Ayrıca bu enzim, sadece hedef gen dışında başka genlere de etki edebilmekte ve daha farklı tehlikeli sonuçlara neden olabilmektedir! Şayet bu “Cas9 enzimi”, tümör oluşumunu engelleyen genlerin de yapısını bozarsa varın düşünün felaketi...
Yıllar önce, Fransa’da gen tedavisi uygulanan çocukların çoğunda kanser ortaya çıktığını ve bu nedenle de bu araştırmaların bir süre askıya alındığını bilimsel literatürden öğrenmemiş miydik!
Bu tehlike, “Cas9 enzimi” tekniği için de söz konusudur. Vücudun diğer hücrelerinin DNA’sında yapılan değişikliklerinin aksine, eşey (sperm ve ovum) hücrelerindeki değişiklik, insan türünün DNA’sını ve üreme gen havuzunu değiştirir ve dolayısıyla nesiller boyu ilelebet devam edecek çok tehlikeli hastalıkların ortaya çıkmasına neden olacaktır. Bunun hesabını kim verebilir!
Dikkat! Yüz bin kere dikkat! Zira kaş yaparken göz çıkartmayalım!
“Yeni bir insan ırkının” ayak sesleri olan “Tasarım Bebekler” tehlikesi de cabası...
Biliyorum, kısmen bilimsel bir yazı oldu.
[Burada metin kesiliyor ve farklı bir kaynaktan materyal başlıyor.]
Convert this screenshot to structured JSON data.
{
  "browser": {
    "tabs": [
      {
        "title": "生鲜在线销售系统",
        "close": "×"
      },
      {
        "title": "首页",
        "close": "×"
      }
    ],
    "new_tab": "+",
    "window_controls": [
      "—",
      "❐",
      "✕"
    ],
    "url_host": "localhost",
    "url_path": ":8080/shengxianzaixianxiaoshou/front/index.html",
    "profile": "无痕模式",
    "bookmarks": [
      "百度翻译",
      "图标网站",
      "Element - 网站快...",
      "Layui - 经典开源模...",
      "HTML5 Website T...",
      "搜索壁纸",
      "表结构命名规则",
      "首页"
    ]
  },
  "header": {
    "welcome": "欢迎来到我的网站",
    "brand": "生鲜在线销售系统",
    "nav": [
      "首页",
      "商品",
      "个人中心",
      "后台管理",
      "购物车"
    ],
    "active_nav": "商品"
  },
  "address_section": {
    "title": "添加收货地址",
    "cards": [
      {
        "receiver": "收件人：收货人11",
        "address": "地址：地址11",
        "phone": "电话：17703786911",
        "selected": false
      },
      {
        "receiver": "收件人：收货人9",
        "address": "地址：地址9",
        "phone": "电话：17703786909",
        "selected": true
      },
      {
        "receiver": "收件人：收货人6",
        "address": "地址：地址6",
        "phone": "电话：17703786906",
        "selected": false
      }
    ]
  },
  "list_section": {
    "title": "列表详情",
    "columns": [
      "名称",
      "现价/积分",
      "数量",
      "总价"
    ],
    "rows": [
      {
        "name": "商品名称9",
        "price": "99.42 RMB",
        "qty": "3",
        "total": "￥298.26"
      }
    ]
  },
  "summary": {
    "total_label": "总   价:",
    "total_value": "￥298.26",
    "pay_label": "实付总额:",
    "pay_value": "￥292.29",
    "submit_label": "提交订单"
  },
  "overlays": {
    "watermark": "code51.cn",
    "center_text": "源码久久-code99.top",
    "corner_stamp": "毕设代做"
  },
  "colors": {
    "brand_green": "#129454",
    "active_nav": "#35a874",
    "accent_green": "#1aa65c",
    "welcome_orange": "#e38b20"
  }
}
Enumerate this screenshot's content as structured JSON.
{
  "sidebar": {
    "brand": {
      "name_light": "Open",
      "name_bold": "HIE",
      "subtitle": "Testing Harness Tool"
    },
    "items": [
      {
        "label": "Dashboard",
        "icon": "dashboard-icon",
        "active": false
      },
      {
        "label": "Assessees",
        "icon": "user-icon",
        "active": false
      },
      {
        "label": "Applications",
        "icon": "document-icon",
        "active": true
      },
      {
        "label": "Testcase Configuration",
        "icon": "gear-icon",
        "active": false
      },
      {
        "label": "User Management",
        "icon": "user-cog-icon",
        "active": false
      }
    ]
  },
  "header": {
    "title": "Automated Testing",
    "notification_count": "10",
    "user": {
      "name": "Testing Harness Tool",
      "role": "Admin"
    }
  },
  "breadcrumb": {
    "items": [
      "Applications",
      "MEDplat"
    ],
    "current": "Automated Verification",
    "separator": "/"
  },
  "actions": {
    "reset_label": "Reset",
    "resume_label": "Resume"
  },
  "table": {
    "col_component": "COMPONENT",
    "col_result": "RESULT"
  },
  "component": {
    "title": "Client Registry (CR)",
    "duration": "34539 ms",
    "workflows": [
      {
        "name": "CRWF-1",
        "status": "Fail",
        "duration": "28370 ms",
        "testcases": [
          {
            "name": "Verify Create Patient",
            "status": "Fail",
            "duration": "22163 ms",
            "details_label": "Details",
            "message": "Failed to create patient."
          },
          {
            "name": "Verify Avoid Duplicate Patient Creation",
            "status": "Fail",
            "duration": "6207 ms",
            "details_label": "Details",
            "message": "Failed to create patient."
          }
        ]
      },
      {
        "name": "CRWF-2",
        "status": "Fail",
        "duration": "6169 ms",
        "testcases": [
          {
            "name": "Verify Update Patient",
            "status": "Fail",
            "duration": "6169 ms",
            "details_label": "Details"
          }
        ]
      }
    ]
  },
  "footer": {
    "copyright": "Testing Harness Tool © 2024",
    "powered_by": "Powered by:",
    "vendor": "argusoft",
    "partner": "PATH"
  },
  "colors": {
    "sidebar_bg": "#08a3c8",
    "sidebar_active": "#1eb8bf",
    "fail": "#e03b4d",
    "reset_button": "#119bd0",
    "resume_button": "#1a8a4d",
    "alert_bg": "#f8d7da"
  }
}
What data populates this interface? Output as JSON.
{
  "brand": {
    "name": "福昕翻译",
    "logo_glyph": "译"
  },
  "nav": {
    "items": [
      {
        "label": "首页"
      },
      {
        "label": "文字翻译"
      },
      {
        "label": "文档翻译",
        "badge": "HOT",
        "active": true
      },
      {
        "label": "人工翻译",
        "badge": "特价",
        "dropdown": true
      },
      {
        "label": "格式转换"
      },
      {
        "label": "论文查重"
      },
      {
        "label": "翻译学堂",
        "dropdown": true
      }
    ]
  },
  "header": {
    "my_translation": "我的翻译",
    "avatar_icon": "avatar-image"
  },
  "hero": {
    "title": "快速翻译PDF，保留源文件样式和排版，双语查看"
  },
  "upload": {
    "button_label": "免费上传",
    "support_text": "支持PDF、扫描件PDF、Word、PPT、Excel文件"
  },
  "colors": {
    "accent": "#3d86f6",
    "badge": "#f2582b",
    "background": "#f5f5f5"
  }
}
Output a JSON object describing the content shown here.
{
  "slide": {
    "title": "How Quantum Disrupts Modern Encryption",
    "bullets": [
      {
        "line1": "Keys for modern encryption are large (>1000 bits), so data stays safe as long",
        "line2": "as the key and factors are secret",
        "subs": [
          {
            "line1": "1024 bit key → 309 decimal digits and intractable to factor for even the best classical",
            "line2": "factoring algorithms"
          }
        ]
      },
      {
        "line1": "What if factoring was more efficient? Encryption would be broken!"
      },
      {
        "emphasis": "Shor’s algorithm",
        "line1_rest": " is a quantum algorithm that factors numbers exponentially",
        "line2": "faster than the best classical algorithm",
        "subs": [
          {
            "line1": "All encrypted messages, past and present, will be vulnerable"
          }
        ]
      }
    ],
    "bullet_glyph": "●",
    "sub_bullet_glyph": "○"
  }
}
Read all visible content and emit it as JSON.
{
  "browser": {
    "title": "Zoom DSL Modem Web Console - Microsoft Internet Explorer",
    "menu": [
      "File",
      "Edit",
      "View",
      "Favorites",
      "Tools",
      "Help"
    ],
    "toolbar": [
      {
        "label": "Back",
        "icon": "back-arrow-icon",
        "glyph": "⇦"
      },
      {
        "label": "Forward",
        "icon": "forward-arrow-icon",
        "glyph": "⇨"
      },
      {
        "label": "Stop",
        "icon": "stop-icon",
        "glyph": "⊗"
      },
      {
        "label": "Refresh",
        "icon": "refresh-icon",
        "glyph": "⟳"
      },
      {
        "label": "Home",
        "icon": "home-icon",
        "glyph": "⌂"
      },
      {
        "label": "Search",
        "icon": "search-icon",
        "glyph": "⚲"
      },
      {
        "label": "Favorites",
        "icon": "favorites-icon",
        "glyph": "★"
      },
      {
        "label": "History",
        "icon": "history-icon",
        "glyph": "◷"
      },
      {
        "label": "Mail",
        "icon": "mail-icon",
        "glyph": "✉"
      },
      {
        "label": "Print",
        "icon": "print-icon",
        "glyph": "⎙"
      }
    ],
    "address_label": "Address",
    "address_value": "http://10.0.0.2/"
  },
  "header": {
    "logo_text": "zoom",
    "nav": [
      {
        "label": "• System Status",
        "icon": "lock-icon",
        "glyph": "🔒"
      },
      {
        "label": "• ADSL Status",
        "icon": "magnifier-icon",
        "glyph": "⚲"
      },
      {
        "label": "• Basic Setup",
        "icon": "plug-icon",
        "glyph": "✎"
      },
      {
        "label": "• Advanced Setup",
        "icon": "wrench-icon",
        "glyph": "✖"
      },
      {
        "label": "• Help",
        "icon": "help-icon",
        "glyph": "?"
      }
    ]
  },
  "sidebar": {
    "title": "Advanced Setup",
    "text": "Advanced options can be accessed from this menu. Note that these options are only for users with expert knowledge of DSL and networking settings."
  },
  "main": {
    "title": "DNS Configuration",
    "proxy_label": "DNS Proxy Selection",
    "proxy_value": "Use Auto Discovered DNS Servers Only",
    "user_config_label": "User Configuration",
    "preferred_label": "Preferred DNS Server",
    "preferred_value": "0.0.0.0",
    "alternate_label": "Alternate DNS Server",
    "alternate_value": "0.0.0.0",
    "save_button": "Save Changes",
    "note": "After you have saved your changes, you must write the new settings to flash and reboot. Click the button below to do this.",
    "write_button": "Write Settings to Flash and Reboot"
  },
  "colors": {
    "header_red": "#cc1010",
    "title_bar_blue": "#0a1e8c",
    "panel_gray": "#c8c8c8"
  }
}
Ama arada bir böyle scientific (!) makaleler de yazmak gerek!
Rubaimizle nefeslenelim...
TEK CAN UÇALIM
— — • / • — — • / • — — • / • —
(Mef’ûlü, Mefâîlü, Mefâîlü, Feûl)
Aşk meclisi, meşk meclisi hemcan olacak!
Leylâ gibi hep hûrileşen can olacak.
At tülleri, gir koynuma, örtün geceyi,
Bak, gör! Bizi tek can uçuran an olacak!